Sunday, November 9, 2014

Hemmed


One of the greatest needs I feel constantly, all the time, is the need to belong. I don’t like being the outsider, I don’t think of myself as the recluse. I cherish inclusion and celebrate threads of common history, myth of origin and descent and shared cultures. My childhood and much of my adult life has been a voyage across cities, people and belongings. From one Army station to another, from field to peace areas. Across the wondrous journeys I took as part of this nomadic life, a strong string that gave me a sense of belonging was my territorial association and a sense of group solidarity with my nation. I lived in India all my life, I traveled across India and wherever I was, however far or near, I always belonged to India.

The first time I traveled abroad, the joy of now being the world explorer was in so many ways overshadowed by my feeling of not belonging. The sense of alienation was real, the fear of the unknown so pronounced and I precariously tread that new country lest I break a law unknown, let I hurt a sentiment unknown.

I absorb and relish each experience I have had in a different land, within and outside my country. I am richer with the understanding of such cultural, geographic and religious diversity that this world has. But home for me is still India.

Partly because of my exposures on account of my Army upbringing, partly because of the media and partly because of all the literature I had chanced upon, my understanding of Pakistan was always of a place where women were subjugated and men where honing their skills at weaponry. I knew of them as a team we wanted to beat at cricket, a country where killing and dying was the norm and a country which occasionally caused great discomfort to its neighbours. Ajmal Kasab dint help the cause and after reading ‘The Siege’ I wrote them off as a militant camp.

My first brush with Pakistan was when I went to Wagah. With much anticipation and excitement, content post experiencing Punjabi hospitality and food, I made my way to the Wagah border. I hadn’t planned my trip and hence dint have any special passes. I decided I will go early to join the commoners queue. I kept a 3 hour buffer to ensure that getting in is not a hassle, today was my last day at Amritsar and I dint want to take any chances and miss the much famed ‘lowering the flags’ ceremony. I reached the gate to realise that all of mankind had descended to see the ceremony and after much pushing and prodding, the unfair onslaught of the angry sun and understanding the etymology of the term ‘cattle class’ I witnessed the ceremony and looked across to Pakistan. Nothing spectacular, just like India.
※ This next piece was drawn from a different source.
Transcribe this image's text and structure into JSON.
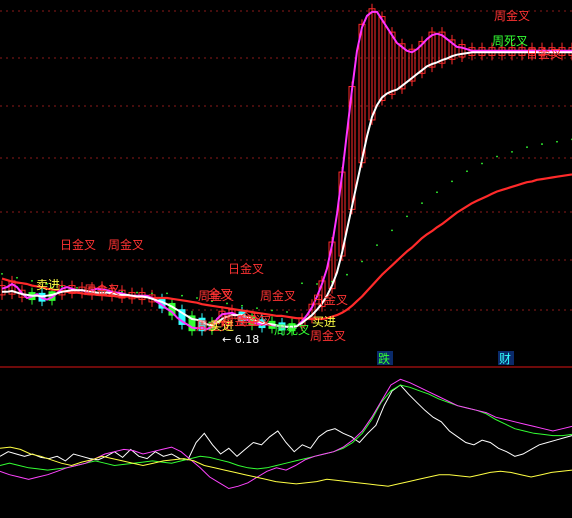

Then one day, as I was surfing through channels I came across Fawad Khan and Sanam Saeed telling me that ‘Zindagi Gulzar Hai’, I got hooked and without any forewarning Pakistani dramas made their way into my heart. I came back home day after day to stories from across the frontiers, to stories of people whose dreams and ambitions, emotions and cultural beliefs, whose clothes and contours were so like mine. I through this vicarious medium was introduced to a world out there which I had so easily dismissed. Their mellifluous language, strong characters, family units all struck the right chord with me. Through their stories they won me over and made me realise that while we are separated by a hem, we still are the same people.
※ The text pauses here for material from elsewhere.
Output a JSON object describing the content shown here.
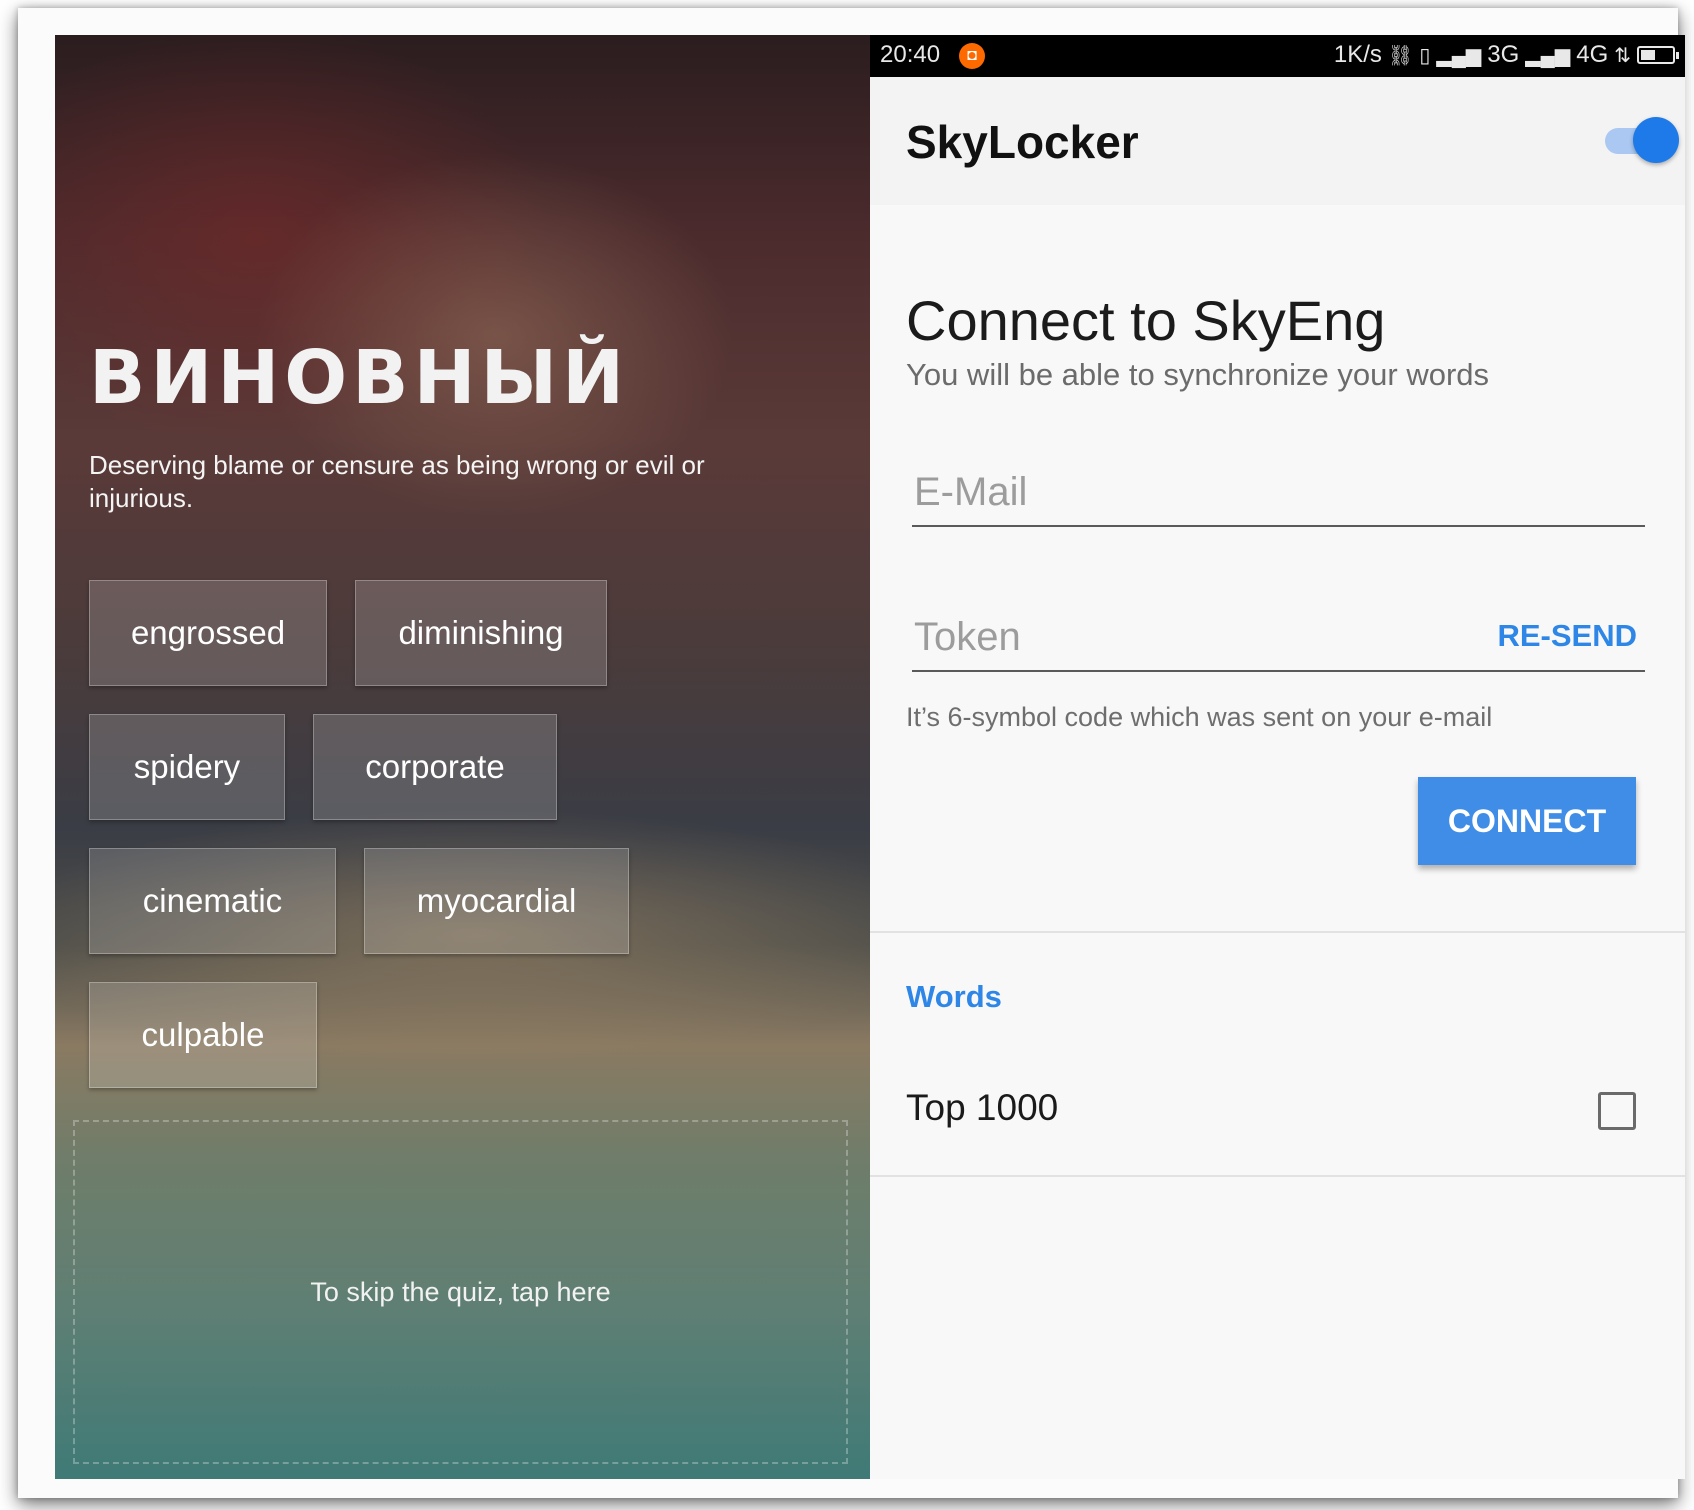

Within my country and outside my country, there live people who wake up day after day in the hope of bettering their lives, people who laugh and cry at the same things we do and people who may speak different dialects and tongues, but eventually speak with heart. It is a small realisation, one that has come to me at the cost of great many sacrifices my husband made by letting dramas run over football matches, but one that I am glad I came across.

Through these shared stories I keep going back to, I have realised that belonging is not defined by boundaries but by being able to accept with no boundaries.